Dans son introduction, Ziegler, qui défend depuis longtemps l’idée que la faim constitue un crime contre l’humanité et soutient que les spéculateurs devraient être jugés pour cela, insiste sur la violence destructrice et meurtrière de la dette. “Point n’est besoin de mitrailleuses, de napalm, de blindés pour asservir et soumettre les peuples. La dette, aujourd’hui, fait l’affaire. La dette extérieure constitue une arme de destruction massive. Elle soumet les peuples, détruit leurs velléités d’indépendance, assure la permanence de la domination planétaire des oligarchies du capital financier globalisé.”

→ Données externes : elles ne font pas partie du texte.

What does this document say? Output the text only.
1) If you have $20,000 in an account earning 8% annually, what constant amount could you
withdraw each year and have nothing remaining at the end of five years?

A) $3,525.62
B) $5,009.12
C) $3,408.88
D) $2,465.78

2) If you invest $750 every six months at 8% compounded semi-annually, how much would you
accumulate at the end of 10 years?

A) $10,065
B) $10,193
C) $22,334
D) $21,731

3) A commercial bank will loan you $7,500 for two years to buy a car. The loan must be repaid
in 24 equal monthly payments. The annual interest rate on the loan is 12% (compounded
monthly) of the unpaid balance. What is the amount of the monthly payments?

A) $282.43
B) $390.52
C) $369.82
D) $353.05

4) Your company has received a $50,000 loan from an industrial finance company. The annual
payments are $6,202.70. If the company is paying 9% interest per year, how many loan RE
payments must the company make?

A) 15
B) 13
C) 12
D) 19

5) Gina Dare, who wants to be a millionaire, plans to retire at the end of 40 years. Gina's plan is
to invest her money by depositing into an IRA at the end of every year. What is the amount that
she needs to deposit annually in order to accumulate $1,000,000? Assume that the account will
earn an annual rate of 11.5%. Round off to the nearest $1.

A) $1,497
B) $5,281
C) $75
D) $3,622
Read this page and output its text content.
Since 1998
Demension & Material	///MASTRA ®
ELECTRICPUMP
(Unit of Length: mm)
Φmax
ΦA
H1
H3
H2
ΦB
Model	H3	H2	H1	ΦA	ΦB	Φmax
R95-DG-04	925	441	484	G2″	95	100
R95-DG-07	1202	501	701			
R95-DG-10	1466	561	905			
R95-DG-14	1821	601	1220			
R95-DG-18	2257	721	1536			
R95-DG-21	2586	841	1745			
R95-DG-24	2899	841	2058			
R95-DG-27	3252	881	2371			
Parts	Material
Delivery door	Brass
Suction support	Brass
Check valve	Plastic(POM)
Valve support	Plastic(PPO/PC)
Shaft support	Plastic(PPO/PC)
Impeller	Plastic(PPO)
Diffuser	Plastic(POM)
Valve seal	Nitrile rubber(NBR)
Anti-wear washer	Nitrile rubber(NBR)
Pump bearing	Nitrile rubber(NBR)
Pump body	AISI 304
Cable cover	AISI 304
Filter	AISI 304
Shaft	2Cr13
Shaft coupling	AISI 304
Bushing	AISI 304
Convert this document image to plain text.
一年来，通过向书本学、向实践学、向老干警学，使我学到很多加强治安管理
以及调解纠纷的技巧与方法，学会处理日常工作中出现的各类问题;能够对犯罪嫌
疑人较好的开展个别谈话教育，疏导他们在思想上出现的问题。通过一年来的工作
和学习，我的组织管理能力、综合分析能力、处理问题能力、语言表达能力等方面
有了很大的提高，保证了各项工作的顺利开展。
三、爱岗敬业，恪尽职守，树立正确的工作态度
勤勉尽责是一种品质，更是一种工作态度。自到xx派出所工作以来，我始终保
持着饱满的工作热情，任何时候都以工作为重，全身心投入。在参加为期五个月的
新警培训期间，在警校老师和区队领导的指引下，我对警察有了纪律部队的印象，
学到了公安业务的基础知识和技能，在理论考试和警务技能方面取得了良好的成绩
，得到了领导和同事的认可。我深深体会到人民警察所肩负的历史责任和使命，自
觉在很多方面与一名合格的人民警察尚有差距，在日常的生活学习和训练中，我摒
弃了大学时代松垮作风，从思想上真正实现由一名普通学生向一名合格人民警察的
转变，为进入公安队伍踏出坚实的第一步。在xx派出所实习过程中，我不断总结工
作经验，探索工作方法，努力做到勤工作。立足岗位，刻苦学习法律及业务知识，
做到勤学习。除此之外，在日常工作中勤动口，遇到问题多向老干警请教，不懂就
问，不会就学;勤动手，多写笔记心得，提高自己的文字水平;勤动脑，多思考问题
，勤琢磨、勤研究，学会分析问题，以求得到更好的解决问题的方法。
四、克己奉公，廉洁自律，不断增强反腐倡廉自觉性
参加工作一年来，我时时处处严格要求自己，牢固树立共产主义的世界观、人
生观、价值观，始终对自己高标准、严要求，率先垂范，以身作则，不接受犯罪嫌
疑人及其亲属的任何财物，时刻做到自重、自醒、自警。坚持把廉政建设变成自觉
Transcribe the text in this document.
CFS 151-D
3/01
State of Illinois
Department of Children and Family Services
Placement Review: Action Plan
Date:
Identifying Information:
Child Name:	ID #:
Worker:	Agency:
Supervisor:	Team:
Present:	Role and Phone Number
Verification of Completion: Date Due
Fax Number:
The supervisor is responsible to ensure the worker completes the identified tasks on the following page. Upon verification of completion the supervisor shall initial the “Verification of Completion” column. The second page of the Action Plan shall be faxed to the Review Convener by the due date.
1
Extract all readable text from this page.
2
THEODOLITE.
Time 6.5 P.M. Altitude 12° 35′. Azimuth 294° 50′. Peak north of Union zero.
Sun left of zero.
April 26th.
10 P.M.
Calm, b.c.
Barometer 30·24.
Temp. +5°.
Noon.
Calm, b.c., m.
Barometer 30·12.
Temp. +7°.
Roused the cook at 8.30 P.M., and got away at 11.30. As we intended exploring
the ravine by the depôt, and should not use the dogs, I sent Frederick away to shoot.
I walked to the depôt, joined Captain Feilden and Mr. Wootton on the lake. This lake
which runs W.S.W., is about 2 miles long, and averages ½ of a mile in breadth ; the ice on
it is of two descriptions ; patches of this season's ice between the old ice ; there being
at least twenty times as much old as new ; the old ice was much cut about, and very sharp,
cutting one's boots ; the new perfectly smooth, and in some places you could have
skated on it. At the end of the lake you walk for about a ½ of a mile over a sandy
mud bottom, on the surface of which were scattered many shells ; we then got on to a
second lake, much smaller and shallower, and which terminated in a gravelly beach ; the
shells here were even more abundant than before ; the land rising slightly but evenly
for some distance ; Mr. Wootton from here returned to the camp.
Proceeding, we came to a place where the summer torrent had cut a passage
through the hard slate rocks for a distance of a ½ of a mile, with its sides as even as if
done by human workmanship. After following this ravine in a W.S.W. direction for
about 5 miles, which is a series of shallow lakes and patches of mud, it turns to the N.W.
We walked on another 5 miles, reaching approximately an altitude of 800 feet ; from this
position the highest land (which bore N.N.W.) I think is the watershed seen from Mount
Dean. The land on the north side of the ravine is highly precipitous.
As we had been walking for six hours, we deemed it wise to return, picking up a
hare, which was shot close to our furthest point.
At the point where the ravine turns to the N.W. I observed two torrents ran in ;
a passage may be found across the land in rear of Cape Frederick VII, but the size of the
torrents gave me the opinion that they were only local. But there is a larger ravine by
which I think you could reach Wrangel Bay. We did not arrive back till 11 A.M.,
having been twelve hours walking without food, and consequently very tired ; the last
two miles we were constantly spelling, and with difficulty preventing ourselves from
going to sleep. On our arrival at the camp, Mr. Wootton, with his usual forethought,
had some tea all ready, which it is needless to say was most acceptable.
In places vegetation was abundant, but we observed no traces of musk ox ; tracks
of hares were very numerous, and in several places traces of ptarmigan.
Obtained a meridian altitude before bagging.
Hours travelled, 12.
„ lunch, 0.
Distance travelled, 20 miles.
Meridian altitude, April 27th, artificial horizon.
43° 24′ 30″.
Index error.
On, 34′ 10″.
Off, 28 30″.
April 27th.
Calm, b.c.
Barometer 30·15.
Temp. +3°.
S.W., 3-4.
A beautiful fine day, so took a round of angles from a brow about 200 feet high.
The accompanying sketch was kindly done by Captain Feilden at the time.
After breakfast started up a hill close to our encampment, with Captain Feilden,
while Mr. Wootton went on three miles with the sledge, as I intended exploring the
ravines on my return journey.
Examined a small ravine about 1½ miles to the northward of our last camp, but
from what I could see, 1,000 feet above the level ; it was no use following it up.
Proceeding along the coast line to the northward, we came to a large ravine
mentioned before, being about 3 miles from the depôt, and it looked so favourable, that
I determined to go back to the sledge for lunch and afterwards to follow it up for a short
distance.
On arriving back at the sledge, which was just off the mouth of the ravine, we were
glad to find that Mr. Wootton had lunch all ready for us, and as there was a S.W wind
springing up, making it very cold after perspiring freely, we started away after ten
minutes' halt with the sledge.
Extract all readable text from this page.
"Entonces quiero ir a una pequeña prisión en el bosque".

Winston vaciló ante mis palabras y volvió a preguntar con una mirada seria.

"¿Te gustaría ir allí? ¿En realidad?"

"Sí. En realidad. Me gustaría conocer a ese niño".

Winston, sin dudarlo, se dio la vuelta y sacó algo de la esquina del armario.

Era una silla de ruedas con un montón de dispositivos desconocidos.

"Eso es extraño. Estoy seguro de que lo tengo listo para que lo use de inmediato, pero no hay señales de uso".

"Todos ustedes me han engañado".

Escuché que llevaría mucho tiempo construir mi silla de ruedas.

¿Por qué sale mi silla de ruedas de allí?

La conscience forte de cette nouvelle forme d’asservissement, ce “néocolonialisme”, était au cœur du discours de Sankara. Pour le président du Pays des hommes intègres, le remboursement de la dette ne relevait pas d’une question de morale, d’honneur ou de parole à respecter. C’était pour lui une question de responsabilité : celle des anciens colonisateurs et à leur suite, des “assassins techniques” dans la contractualisation de la dette. Mais pour Sankara, refuser de payer la dette était avant tout une question de survie, le garrot de la dette empêchant tout développement, notamment de l’agriculture des pays les plus démunis. Terminant son discours en invitant les autres pays africains à créer un front uni “pour éviter que nous n’allions individuellement nous faire assassiner”, la lucidité des propos du jeune révolutionnaire ont, au regard des événements qui ont suivi, de quoi nous glacer.

“Des bailleurs de fonds, un terme que l’on emploie chaque jour comme s’il y avait des hommes dont le bâillement suffisait à créer le développement chez les autres.” Thomas Sankara  


[1] Discours prononcé le 29 juillet 1987 à l’occasion de la vingt-cinquième Conférence au sommet des pays membres de l’Organisation de l’unité africaine (OUA – remplacée en 2002 par l’UA : l’Unité africaine). Ce discours est également accessible sur Internet https://www.youtube.com/ watch?v=DbqyXxqcOPE.

[2] Rafael Correa, “L’Europe endettée reproduit nos erreurs”, Le Monde Diplomatique, décembre 2013.